From Rome, however, Bruno succeeded to convince them to take up once more "desert life" under the direction of Landuino, whom he indicated as superior. The group reconvened in the abandoned hermitage. Yet Bruno’s soul, now quite used to solitary prayer and to constant speaking to the Lord, did not find itself rested and content in the surroundings of the Pope’s court at that time; much less in the distractions provoked by his works. From here the great nostalgic feeling of Bruno for the silent desert was reawakened.

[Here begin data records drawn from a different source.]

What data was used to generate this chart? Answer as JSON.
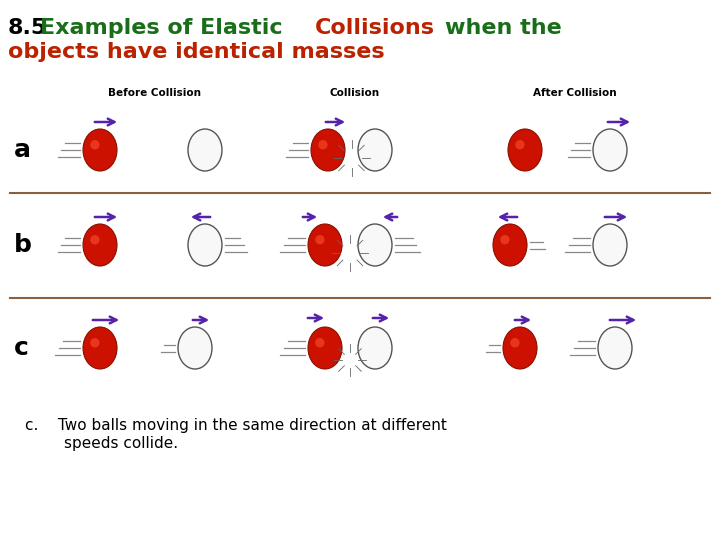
{
  "bg_color": "#ffffff",
  "red_ball_color": "#cc1100",
  "white_ball_fill": "#f8f8f8",
  "white_ball_edge": "#555555",
  "arrow_color": "#5522aa",
  "motion_line_color": "#888888",
  "separator_color": "#8B5E3C",
  "title_8_5_color": "#000000",
  "title_green_color": "#1a6e1a",
  "title_red_color": "#bb2200",
  "col_label_color": "#000000",
  "row_label_color": "#000000",
  "caption_color": "#000000",
  "col_labels": [
    "Before Collision",
    "Collision",
    "After Collision"
  ],
  "row_labels": [
    "a",
    "b",
    "c"
  ],
  "caption_text1": "c.    Two balls moving in the same direction at different",
  "caption_text2": "        speeds collide."
}
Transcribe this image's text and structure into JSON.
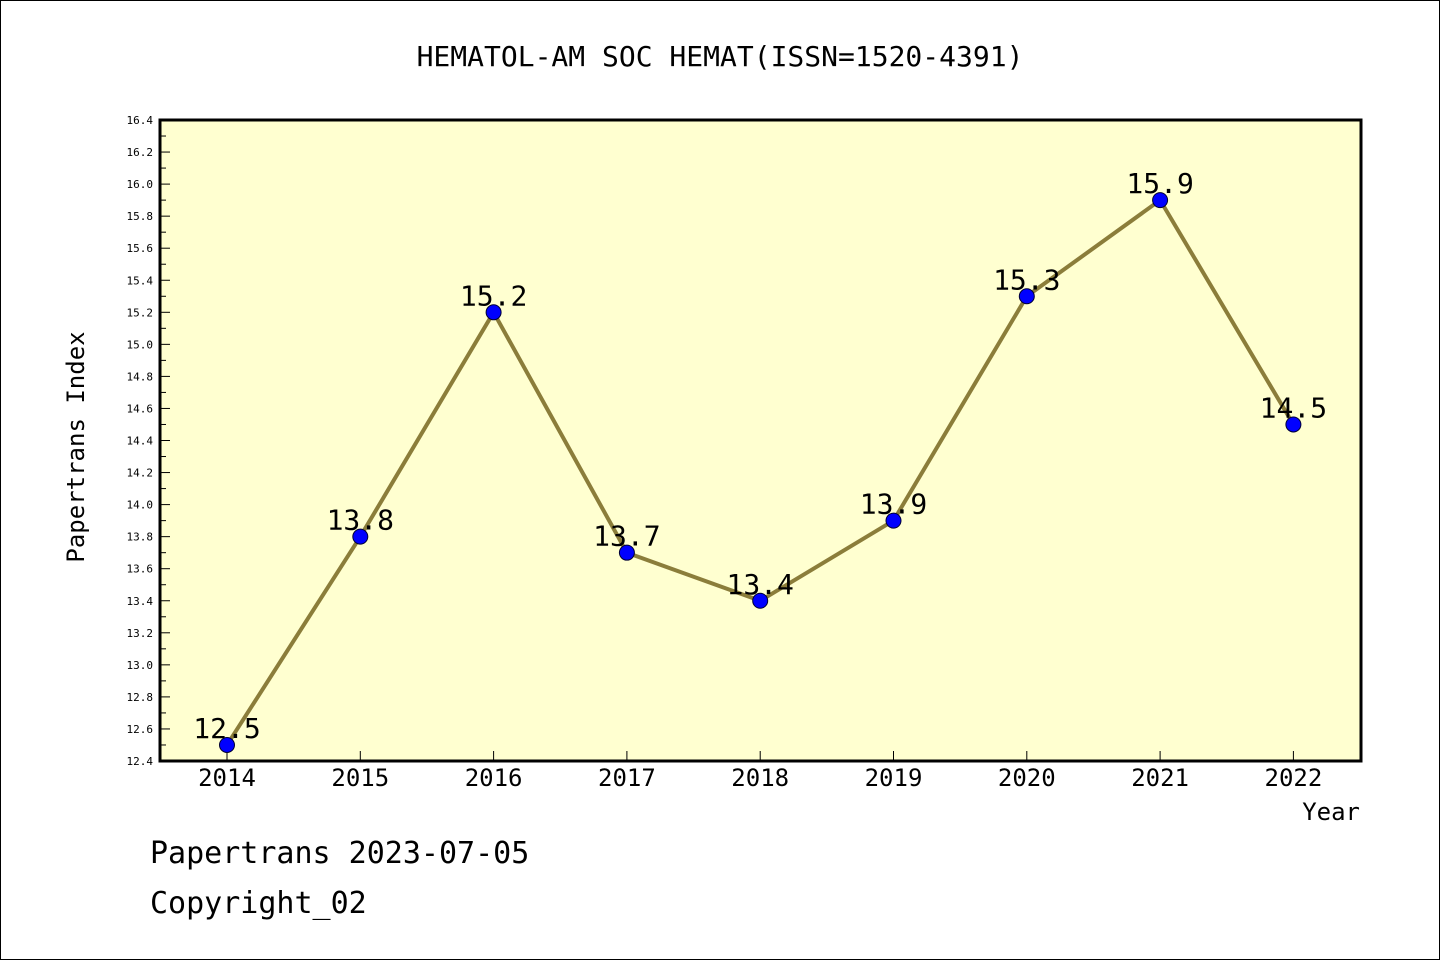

It so happened that Urban II had to flee from Rome, since the German emperor Henry IV and antipope Guibertus – known as Clement III – had invaded the pontifical territories. Bruno transferred himself with the papal court and thus found himself in southern Italy. On a proposal made by Pope Urban the canons of Reggio Calabria chose him to be archbishop. He declined the mitre out of love for his contemplative vocation and wishing to find oneself as soon as possible that solitude and silence which his heart so much wished for. Then he obtained permission to retire in solitude within the Norman states which had recently been conquered by Count Roger of Altavilla. Bruno at last found again his cherished solitude with God and the purity of his talking with Him.
Generous Count Roger offered him land in the locality called Torre, some 850 metres high, in the sheart of the Calabria «Outback», now known as central-south Calabria.
There, Bruno founded the Santa Maria hermitage, while at a bit less than 2 km more towards the valley – where the present-day Charterhouse is built – he founded for the lay brothers the monastery of Saint Stephen.